You know what? Would you tell someone before you leave today that you prayed that prayer? We’re going to have a reception over here at the end of the service, and if you prayed that prayer, just go over there and grab one of our staff, they all have these goofy signs on, “We’re here to serve.” Just grab us and say, “I prayed that prayer.” We’d love to give you some stuff to help you in your new walk with Jesus. If you came with a friend, would you tell them? We would be so excited.

Welcome home! Welcome home!

If you are online I think there’s a little button you can click, or type in a comment and let us know that you gave your life to Christ. We’ll follow up with you as well.

Some of you still have questions. You have questions about who Jesus is. We’ve got these little books, the Gospel of John. It’s just a part of the Scriptures in the New Testament. I’d love to give this to you.
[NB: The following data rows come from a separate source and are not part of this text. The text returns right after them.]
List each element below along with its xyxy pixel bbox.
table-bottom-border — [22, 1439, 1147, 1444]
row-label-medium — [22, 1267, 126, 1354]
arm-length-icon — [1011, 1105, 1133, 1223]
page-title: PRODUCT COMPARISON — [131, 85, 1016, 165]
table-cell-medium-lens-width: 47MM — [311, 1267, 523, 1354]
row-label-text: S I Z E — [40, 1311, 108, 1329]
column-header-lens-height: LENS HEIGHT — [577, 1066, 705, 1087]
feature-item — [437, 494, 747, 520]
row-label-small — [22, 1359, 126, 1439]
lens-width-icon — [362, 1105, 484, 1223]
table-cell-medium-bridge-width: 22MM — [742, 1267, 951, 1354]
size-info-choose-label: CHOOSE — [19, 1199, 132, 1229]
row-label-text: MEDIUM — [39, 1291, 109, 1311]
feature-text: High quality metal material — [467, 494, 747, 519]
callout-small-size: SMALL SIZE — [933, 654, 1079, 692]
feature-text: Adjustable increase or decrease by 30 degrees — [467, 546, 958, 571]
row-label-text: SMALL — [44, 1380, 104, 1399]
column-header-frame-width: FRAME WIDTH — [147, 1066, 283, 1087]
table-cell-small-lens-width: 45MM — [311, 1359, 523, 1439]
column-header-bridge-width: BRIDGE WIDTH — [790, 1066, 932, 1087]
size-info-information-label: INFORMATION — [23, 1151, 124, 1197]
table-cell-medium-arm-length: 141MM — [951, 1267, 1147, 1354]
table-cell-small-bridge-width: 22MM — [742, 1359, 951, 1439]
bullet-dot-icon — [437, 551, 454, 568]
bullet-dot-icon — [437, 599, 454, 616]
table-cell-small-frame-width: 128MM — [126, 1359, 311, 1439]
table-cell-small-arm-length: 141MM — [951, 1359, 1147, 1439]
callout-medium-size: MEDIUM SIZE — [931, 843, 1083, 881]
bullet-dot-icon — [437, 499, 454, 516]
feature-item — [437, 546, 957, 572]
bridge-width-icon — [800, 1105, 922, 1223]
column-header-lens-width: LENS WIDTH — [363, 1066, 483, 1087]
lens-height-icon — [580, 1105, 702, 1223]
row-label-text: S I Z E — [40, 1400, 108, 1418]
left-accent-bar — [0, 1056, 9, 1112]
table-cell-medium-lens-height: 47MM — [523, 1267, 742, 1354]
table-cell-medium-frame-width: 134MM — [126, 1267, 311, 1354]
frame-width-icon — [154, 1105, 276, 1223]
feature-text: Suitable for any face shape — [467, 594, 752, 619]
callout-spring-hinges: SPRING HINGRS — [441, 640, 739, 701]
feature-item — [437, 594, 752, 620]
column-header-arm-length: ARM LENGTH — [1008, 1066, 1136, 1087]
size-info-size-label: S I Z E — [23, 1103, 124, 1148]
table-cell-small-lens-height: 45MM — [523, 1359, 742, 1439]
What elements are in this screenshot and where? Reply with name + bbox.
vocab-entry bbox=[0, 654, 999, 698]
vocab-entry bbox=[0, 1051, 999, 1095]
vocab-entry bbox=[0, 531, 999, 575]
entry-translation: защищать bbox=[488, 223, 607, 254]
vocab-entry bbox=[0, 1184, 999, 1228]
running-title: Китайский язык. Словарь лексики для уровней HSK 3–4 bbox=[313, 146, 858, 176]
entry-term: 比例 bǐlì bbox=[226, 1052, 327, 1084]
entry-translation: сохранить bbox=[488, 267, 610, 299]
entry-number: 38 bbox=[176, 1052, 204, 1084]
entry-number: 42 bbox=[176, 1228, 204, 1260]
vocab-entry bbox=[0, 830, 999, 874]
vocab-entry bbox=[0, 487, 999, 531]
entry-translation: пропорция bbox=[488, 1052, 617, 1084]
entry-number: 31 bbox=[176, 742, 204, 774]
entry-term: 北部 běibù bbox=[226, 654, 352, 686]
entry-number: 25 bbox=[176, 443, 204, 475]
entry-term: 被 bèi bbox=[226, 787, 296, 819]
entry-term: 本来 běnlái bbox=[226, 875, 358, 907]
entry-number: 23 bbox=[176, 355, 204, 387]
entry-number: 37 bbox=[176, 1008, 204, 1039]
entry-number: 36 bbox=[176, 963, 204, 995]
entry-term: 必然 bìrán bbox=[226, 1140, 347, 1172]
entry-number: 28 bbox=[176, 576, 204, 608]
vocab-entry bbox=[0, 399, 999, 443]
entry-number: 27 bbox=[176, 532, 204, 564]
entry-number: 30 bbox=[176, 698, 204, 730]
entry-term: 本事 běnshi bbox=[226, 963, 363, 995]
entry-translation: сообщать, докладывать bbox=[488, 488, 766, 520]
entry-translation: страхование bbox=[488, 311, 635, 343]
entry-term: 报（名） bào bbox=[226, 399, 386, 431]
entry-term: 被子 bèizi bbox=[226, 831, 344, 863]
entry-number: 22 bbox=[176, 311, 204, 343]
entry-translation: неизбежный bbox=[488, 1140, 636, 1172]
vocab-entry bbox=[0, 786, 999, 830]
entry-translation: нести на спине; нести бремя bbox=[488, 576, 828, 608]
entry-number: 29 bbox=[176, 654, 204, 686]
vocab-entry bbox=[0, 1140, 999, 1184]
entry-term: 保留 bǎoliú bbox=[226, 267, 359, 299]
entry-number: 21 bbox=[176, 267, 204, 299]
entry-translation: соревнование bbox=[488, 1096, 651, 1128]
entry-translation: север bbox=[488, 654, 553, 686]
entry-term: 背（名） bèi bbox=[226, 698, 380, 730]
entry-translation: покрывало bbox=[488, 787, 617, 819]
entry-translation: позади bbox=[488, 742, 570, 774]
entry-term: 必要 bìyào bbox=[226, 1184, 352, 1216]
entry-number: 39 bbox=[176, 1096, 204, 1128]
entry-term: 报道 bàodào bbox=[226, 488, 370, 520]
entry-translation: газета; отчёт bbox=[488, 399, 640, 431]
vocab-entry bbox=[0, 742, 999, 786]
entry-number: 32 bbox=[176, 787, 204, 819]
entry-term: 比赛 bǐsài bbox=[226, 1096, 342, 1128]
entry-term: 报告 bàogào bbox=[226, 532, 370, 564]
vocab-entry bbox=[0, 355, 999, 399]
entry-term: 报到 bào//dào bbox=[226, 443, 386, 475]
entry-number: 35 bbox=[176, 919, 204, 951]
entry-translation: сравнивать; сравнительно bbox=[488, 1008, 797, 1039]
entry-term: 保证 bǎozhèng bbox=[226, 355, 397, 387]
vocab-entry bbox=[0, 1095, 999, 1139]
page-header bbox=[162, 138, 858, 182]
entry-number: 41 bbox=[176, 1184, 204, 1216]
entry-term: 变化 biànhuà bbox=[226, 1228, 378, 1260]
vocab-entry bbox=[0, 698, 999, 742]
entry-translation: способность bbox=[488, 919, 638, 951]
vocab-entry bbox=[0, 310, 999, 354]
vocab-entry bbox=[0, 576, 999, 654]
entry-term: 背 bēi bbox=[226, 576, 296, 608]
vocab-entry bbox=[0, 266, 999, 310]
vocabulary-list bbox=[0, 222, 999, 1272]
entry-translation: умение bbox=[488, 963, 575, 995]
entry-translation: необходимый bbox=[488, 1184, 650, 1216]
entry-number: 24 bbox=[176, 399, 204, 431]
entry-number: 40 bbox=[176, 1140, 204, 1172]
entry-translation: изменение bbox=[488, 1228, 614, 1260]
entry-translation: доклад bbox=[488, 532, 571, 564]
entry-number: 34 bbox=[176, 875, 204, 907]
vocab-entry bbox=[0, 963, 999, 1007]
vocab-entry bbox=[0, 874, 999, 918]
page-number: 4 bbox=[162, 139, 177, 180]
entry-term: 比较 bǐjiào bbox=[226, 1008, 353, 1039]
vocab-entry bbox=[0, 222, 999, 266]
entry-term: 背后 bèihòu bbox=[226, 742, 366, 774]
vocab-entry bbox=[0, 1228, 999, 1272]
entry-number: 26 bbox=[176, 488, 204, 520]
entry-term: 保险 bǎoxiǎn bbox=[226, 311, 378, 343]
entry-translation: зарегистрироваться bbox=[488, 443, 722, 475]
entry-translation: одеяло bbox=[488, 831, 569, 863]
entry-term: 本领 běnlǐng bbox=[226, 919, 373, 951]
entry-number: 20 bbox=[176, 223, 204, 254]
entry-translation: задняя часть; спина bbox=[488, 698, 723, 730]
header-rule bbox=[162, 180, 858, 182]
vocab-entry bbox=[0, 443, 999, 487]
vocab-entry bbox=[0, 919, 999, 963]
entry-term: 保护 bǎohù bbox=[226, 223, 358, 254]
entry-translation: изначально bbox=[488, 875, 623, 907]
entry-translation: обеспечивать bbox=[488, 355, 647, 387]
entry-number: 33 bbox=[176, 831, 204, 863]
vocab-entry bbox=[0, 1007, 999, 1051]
If you are ready to explore what it means to follow Jesus at the reception, we’ll have a whole bunch of these. We’d love to give them to you. It’s our gift.

Maybe you have questions about the significance of Easter, what Easter is all about. We’ve got this book, “Easter Uncut.” And it walks through Resurrection Morning and its significance for our lives. If you are searching for Jesus, we’d love to give this to you as well. Just let us know at the reception.

We have one other book. It’s called, “Tricky” – hard questions, the very hardest questions about Christianity and faith and God in the world. It’s just short answers to those kinds of questions. If you’re a thoughtful person, and you have questions and you’re stuck, we’d love to give this to you as well.

Again, it’s all at the reception. Please come and see us. We’d love to give that to you.

Friends, Jesus’ resurrection changes everything. Amen? And if the resurrection is real, nothing else matters, and if it’s not real, nothing else matters. Let’s pray.

Father, we love you. We thank you for sending Jesus to rescue us. We praise you for new life in Jesus Christ that we got to even see this morning. We thank you that you are alive, and changing lives here in Chicago in 2022. How amazing is this? You are the risen Lord and Savior. Oh Jesus, we give you glory, for you are worthy of all of our praise, and all of our Amens.

All of God’s people said this: “In Jesus Name, Amen.”